What If Your (True) Memoir is So Good That Nobody Believes It?
Regarding the fake memoir crisis, and its effect on budding writers: sometimes, your life, or the lives that touch yours, are so "bafflingly fucked" that the only thing to do is write about it. After the jump, two memoirists (one published, one not) with Dickensian backgrounds talk about the Frey/Leroy/Seltzer clusterfuck that conspired to cast doubt on their stories. (One way to prove that your homeless memoir is true? Dump memorabilia from your years as a waif on their desks!)
Says one writer, currently shopping a memoir to agents:
"Boilerplate responses to partials are part of the game, to be sure, but I have certainly noticed a sway in the 'current climate' that may or may-not be related to lying writers. I finished my book and called it a novel because I thought it might play well with the agents if I were to say, 'With all these lying writers, what if I told a true story and called it a novel?' The story I tell in my novel is all fact and is as tragic as it is hilarious. I grew up in squalor, under a set of huckleberry circumstances so bafflingly fucked that the only means of keeping it together was to work - and to write it all down and make fun of it."
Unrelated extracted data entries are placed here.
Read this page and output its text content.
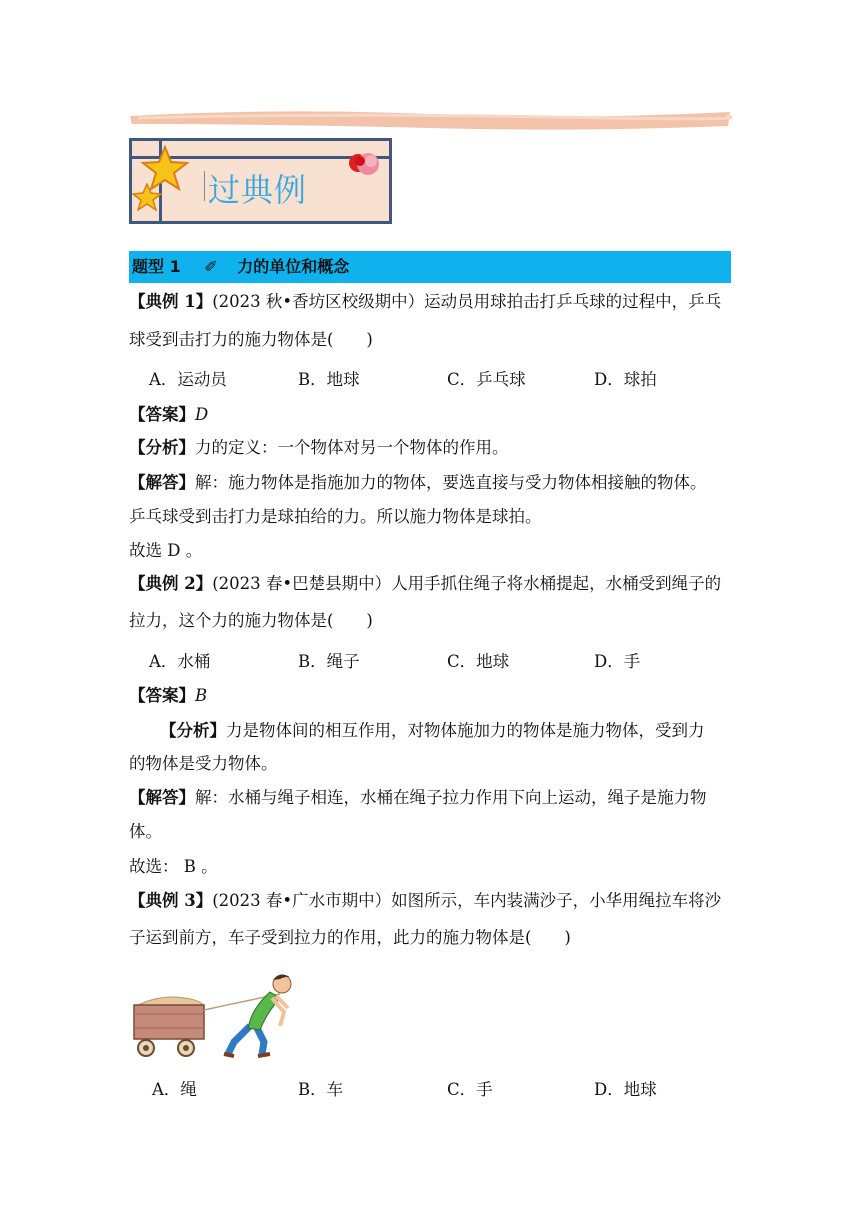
过典例
题型 1 ✐ 力的单位和概念
【典例 1】(2023 秋•香坊区校级期中）运动员用球拍击打乒乓球的过程中，乒乓
球受到击打力的施力物体是(　　)
A．运动员	B．地球	C．乒乓球	D．球拍
【答案】D
【分析】力的定义：一个物体对另一个物体的作用。
【解答】解：施力物体是指施加力的物体，要选直接与受力物体相接触的物体。
乒乓球受到击打力是球拍给的力。所以施力物体是球拍。
故选 D 。
【典例 2】(2023 春•巴楚县期中）人用手抓住绳子将水桶提起，水桶受到绳子的
拉力，这个力的施力物体是(　　)
A．水桶	B．绳子	C．地球	D．手
【答案】B
【分析】力是物体间的相互作用，对物体施加力的物体是施力物体，受到力
的物体是受力物体。
【解答】解：水桶与绳子相连，水桶在绳子拉力作用下向上运动，绳子是施力物
体。
故选： B 。
【典例 3】(2023 春•广水市期中）如图所示，车内装满沙子，小华用绳拉车将沙
子运到前方，车子受到拉力的作用，此力的施力物体是(　　)
A．绳	B．车	C．手	D．地球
"After I finished the book and queried some agents, I had ten requests for the manuscript. Four have turned it down... A better question might be: who gives a fuck? I look on the bright side. My story is implausible - there's no way anyone will believe it in the "current climate". I keep rooting for Charles Bock and the other etceteras who seem to be moving forward with their true-to-life coming-of-age tales which are now getting published as novels."
Next, author Janice Erlbaum on how two separate fake- memoirist scandals affected both her books:
"I'm a two-time loser when it comes to fake memoirists fucking me up. My first book, Girlbomb: A Halfway Homeless Memoir, was eight weeks away from release when the James Frey story broke... I wrote to my editor right away to say, "Hey, you guys know you can trust me, right? How about if I come in to your lawyer's office with all my memorabilia and show you that I really was an unsavory, promiscuous, drug-addled kleptomaniac teenager?"
The good folks at Random House granted me an audience, and I shlepped a bag full of old notes, journals, photos, and report cards up to the office, where I dumped them all on the desk - "Look, here's a song I wrote to the tune of 'Oh, What a Beautiful Morning,' about stealing from my job at the snack stand at Sheep Meadow. And here's a report card - 'Excessive absence!' Isn't that great?"
My publisher was satisfied, but the press wasn't - many reviews for the book questioned my credibility.
I thought things were going to be different this time around - just four weeks ago, my second memoir, Have You Found Her, was released. This time, I'd shared all my source materials with my editor and the lawyers at Random as I was writing the book; fortunately, I'd been detailing most of the events in real time on my blog, and my editor met many of the people I'd written about, so there was little question that I was being truthful.
I've been trying to stay calm and just keep promoting the book, but now every interviewer wants to know about Margaret B. Jones. And nobody wants to know about Janice D. Erlbaum.